Zum neuen Jahr erfolgte eine weitere Erhöhung des Kinderfreibetrags um 192 Euro. Der Kinderfreibetrag liegt nun bei 5.172 Euro. Zusammen mit dem Freibetrag für Betreuungs- und Erziehungs- oder Ausbildungsbedarf der Kinder liegt die Höhe der Freibeträge 2020 bei 7.812 Euro für verheiratete und zusammen veranlagte Eltern.

 

Wohngeld

 

Berechtigte erhalten seit Anfang des Jahres mehr Wohngeld: Ein Zwei-Personen-Haushalt kann jetzt zum Beispiel mit etwa 190 Euro im Monat rechnen – 45 Euro mehr als zuvor. Die nächste Anpassung des Wohngeldes ist in zwei Jahren vorgesehen.

 

Baukindergeld

 

Der staatliche Eigenheim-Zuschuss für Familien läuft am 31. Dezember 2020 aus. Der DFV kämpft für die Verstetigung des Baukindergelds mit Rechtsanspruch.

 

Impfung gegen Masern

 

Ab 01.03.2020 müssen alle Kinder ab dem vollendeten ersten Lebensjahr bei Eintritt in die Schule oder in den Kindergarten eine Masern-Impfung vorweisen.

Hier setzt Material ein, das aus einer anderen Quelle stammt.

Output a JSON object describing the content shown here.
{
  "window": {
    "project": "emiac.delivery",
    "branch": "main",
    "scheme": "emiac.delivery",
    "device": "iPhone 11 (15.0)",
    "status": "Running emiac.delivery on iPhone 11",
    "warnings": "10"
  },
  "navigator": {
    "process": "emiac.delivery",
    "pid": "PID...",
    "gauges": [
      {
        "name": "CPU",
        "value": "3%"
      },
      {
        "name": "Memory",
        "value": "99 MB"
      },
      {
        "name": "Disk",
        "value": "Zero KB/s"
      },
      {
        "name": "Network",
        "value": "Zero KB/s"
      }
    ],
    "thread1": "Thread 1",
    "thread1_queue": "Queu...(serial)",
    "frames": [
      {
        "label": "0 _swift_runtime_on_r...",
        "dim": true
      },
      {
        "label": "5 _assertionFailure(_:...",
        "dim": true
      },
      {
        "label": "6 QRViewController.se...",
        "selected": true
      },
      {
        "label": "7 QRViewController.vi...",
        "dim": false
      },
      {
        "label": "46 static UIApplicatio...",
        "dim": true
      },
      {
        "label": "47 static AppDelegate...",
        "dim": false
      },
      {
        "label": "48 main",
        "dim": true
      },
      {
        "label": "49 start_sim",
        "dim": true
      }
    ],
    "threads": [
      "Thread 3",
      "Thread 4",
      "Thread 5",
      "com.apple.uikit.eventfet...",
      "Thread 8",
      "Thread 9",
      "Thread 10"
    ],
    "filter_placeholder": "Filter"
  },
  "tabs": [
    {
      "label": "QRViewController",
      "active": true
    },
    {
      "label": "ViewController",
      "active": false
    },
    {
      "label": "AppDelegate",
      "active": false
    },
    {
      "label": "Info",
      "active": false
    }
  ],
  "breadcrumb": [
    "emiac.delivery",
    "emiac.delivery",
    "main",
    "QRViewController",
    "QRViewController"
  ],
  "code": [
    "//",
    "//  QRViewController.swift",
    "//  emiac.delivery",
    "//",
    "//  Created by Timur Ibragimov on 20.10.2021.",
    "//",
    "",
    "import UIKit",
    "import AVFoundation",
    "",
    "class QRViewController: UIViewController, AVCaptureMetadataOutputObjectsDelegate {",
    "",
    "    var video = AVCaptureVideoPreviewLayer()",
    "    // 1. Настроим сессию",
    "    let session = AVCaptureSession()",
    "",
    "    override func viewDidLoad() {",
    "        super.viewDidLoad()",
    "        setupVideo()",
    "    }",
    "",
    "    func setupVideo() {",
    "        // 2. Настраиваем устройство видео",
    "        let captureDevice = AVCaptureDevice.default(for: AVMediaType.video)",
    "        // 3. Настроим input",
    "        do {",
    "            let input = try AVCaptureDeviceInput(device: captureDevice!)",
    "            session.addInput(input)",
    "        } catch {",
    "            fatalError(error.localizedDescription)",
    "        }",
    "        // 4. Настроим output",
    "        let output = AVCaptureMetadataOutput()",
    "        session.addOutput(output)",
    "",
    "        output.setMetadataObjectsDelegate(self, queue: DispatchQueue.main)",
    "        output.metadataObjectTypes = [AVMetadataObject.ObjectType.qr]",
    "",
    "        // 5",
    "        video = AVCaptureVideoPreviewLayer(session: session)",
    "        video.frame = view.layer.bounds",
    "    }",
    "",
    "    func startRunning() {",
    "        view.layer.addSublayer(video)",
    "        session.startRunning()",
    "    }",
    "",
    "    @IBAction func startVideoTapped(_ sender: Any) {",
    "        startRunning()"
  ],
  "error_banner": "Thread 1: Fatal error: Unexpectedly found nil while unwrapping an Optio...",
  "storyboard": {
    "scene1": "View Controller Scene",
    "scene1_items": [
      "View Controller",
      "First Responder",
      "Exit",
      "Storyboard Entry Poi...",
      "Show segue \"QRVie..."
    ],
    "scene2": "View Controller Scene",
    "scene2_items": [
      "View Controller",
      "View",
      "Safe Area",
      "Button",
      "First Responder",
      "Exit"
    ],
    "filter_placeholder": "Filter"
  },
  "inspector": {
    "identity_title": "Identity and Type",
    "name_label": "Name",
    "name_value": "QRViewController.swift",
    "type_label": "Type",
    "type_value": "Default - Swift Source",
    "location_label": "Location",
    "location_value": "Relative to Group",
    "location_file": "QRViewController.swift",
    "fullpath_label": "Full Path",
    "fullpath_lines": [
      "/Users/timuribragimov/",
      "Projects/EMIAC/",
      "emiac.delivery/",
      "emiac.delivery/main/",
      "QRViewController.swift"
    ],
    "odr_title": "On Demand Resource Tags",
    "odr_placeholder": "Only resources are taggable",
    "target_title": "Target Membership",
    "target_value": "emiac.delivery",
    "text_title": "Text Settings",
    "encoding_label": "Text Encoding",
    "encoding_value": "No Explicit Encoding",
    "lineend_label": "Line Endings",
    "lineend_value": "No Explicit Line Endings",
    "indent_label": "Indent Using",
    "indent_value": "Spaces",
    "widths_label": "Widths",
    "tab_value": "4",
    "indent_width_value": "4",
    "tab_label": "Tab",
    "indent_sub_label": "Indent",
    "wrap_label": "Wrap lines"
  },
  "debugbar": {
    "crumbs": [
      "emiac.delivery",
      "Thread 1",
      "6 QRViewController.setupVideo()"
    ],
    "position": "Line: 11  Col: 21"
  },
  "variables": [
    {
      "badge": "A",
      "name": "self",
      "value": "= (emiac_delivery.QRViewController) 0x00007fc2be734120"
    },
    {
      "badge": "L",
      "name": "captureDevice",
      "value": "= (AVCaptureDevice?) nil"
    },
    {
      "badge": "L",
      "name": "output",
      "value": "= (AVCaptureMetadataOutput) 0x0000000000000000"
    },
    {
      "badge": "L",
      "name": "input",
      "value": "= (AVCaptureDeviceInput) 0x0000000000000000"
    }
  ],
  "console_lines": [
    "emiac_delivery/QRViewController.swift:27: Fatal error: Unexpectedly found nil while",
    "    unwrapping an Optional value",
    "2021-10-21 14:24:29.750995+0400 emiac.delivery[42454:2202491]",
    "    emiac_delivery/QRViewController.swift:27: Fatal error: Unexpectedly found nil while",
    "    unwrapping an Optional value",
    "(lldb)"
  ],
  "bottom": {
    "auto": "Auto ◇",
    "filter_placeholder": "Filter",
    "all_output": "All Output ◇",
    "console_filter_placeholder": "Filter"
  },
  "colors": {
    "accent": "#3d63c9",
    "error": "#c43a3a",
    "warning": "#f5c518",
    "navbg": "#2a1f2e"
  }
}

Den Nachweis können Eltern durch den Impfausweis, das gelbe Kinderuntersuchungsheft oder – bei bereits erlittener Krankheit – durch ein ärztliches Attest erbringen.

 

Kinder, die jetzt schon im Kindergarten oder in der Schule oder in einer anderen Gemeinschaftseinrichtung betreut werden, müssen den Nachweis bis zum 31. Juli 2021 vorlegen.

 

Pflegekosten für Angehörige

 

Erwachsene Kinder müssen keine Kosten mehr für die Pflege ihrer Eltern übernehmen, wenn ihr Einkommen weniger als 100.000 Euro brutto im Jahr beträgt. Das gleiche gilt auch für Familien mit pflegebedürftigen Kindern.

 

Bafög

 

Zum Wintersemester 2020/2021 erhöhen sich die Bafög-Bedarfsätze für Studentinnen und Studenten. Auch der zusätzliche Betreuungszuschlag für Studierende mit Kind erhöht sich um 10 Euro auf 150 Euro.

 

Bedarfsgerechtes Wohnen

 

2020 stehen 25 Millionen Euro Fördergelder mehr zur Verfügung (insgesamt 100 Millionen Euro) für barrierefreien, altersgerechten Wohnraum. Private Eigentümerinnen und Mieter können die Zuschüsse für den Wohnungsumbau bei der Kreditanstalt für Wiederaufbau (KfW) beantragen.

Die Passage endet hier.